Operation Ceasefire is a multipronged approach to reducing gun and street violence developed in Boston in the mid-90s. Under Ceasefire, police put gang members and groups they suspect of violence on notice that they’re cracking down on shootings, simultaneously offering connections to city services.

Oakland has already hosted two of these meetings, Quan said, and is working on setting up a third.

“We plan to continue with Ceasefire until we’ve called in the top two and three hundred most violent people in the city,” she said. “It doesn’t happen in one round.”

Whent said a police academy class that recently graduated from field training will free up enough officers to create a full-time Ceasefire enforcement team. Responsibility was previously spread among officers who coordinated the effort part time while also performing other duties, Whent said.

A practice called street-based conflict mediation is another component of the program that’s shown recent success in Baltimore. Street mediators, who are sometimes former gang members, try to diffuse tension before it erupts into violence. They’re sometimes called violence interrupters because they try to break the cycle of shootings and retaliations that can spike a city’s homicide rate.

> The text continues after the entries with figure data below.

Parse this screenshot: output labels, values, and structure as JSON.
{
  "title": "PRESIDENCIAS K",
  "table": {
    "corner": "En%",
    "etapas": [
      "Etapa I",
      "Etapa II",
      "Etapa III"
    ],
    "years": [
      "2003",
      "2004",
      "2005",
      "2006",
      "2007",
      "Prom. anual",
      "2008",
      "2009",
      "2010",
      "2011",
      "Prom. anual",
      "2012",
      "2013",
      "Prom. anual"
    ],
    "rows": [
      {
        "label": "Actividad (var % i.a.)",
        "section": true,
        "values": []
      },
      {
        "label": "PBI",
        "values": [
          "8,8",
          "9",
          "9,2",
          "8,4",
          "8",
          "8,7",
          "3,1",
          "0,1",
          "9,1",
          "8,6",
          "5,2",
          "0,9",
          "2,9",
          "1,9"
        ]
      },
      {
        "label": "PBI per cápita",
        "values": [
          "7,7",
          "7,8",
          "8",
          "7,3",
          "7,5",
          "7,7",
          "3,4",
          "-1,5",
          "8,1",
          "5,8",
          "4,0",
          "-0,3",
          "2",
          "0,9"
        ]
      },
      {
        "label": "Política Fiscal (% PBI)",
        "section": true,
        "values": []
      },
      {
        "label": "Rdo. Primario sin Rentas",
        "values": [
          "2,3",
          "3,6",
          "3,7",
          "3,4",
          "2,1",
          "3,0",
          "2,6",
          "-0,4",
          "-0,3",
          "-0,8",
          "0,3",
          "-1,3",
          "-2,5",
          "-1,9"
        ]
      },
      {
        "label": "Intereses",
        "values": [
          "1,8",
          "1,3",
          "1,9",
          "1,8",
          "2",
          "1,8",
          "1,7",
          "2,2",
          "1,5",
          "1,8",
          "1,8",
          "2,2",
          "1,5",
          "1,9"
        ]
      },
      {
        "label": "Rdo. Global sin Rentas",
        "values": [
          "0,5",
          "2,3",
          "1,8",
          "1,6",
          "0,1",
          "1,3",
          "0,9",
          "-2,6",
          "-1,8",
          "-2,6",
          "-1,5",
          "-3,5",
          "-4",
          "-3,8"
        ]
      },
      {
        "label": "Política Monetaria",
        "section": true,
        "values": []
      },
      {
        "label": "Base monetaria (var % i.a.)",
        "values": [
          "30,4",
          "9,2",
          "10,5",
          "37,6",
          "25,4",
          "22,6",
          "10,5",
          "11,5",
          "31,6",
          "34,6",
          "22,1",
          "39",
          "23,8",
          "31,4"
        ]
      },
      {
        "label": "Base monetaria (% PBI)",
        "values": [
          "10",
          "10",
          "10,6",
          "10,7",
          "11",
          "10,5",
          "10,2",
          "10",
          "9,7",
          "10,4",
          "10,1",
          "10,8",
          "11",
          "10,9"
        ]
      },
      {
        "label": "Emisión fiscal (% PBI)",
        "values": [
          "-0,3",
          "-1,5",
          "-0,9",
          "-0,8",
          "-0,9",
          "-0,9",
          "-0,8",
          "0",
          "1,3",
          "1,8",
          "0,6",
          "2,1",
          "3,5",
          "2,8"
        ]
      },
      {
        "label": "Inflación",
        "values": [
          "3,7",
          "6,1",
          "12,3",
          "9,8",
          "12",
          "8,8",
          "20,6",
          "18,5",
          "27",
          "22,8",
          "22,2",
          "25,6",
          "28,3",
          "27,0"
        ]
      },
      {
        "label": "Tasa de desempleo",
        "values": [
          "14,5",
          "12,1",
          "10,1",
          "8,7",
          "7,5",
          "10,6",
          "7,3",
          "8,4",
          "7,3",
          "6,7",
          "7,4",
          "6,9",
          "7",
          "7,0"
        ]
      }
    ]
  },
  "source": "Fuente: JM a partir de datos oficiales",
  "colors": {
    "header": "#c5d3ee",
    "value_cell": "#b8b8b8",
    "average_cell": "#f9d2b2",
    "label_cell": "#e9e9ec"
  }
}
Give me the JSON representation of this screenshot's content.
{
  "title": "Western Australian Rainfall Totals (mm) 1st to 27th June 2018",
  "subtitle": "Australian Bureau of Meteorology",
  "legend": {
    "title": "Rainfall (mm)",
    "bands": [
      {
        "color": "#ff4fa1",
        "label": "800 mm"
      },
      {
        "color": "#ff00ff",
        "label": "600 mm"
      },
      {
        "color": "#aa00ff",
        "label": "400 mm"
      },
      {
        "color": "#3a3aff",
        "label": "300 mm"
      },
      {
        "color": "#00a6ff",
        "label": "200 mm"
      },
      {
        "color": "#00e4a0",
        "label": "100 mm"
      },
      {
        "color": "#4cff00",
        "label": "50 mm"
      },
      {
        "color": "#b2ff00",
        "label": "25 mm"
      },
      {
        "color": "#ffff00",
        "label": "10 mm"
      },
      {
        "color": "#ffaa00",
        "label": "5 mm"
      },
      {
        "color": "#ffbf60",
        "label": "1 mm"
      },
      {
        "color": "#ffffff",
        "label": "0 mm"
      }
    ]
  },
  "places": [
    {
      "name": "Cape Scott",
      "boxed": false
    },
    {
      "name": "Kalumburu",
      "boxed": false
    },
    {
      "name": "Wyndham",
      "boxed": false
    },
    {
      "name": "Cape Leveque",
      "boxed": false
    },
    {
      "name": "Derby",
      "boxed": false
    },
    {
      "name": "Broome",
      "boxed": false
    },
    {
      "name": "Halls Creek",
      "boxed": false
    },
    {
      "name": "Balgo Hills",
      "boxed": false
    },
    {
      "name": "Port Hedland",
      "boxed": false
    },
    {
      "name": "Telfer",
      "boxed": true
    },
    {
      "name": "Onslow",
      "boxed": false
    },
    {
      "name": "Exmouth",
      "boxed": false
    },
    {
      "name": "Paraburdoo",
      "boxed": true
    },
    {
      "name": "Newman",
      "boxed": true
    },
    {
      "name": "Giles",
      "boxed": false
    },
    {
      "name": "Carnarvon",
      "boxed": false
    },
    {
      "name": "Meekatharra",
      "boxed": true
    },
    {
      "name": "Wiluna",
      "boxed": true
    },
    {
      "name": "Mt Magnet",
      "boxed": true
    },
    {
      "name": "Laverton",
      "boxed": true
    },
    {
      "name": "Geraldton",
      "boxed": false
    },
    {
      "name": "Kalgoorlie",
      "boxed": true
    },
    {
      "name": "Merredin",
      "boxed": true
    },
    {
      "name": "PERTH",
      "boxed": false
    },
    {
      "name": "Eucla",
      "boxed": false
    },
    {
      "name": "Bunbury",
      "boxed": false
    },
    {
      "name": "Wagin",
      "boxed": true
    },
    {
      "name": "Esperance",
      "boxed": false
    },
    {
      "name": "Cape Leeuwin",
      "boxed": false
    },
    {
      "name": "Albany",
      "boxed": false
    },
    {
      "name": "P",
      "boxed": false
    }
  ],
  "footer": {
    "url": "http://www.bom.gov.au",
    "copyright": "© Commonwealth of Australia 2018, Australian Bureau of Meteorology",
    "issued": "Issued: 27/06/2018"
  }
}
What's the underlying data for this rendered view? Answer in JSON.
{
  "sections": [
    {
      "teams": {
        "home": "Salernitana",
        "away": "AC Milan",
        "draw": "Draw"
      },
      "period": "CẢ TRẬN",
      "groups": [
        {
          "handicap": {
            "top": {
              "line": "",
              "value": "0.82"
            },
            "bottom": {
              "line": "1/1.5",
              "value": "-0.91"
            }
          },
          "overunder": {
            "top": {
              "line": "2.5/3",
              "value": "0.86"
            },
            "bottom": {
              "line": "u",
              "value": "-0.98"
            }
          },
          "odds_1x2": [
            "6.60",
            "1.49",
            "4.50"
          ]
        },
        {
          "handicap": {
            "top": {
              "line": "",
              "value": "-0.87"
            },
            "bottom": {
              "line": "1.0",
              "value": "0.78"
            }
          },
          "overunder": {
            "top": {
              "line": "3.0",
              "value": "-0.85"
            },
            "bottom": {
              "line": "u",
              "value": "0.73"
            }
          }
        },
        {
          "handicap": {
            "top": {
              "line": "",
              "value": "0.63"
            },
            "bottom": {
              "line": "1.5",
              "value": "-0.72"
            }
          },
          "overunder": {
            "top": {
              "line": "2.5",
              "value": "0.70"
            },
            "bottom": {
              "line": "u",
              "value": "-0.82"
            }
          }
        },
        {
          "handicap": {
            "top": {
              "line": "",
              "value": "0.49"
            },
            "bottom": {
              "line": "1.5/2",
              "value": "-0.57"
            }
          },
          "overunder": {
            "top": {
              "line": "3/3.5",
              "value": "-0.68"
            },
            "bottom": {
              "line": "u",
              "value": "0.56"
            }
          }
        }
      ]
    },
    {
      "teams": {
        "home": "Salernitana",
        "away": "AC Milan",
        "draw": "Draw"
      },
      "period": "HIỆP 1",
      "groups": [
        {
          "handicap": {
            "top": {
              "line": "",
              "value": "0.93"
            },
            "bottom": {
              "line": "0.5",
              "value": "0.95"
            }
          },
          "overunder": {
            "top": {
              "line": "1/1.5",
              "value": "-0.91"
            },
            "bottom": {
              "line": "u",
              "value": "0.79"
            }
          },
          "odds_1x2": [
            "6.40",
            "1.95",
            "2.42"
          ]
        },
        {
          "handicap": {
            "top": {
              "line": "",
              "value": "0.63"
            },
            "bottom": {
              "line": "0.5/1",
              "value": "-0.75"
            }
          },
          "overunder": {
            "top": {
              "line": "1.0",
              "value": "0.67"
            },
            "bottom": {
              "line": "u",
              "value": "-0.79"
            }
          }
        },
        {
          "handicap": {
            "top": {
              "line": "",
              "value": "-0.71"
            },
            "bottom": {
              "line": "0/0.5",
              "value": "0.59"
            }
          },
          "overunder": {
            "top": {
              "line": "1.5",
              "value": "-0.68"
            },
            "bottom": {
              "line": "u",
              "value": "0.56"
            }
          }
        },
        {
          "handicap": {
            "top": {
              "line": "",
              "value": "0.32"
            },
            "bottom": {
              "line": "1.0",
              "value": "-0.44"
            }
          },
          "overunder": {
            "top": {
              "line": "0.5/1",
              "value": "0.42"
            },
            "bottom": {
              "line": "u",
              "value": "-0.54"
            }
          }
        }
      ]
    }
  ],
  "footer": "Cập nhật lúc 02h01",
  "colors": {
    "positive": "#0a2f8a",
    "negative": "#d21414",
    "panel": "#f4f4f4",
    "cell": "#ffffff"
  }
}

Quan and Whent said much of the violence in Oakland is retaliatory. Whent said Wednesday morning’s shooting was believed to be a targeted killing, but he did not confirm speculation that an earlier homicide could be related.

Simmons says youth often know when tension is headed for gunshots, and they can help diffuse the violence.

“We’re not asking the young people after a crime has been committed to tell,” she said. “We’re asking the young people before a crime has been committed to be a part of the solution.”

Jamani Williams said he and other young Oakland residents are committed to building a better community.

“Let’s have it grow and continue to be something stronger,” he said. “More recreation centers, more college career counselors and coaches, and more job opportunities and less of the negative.”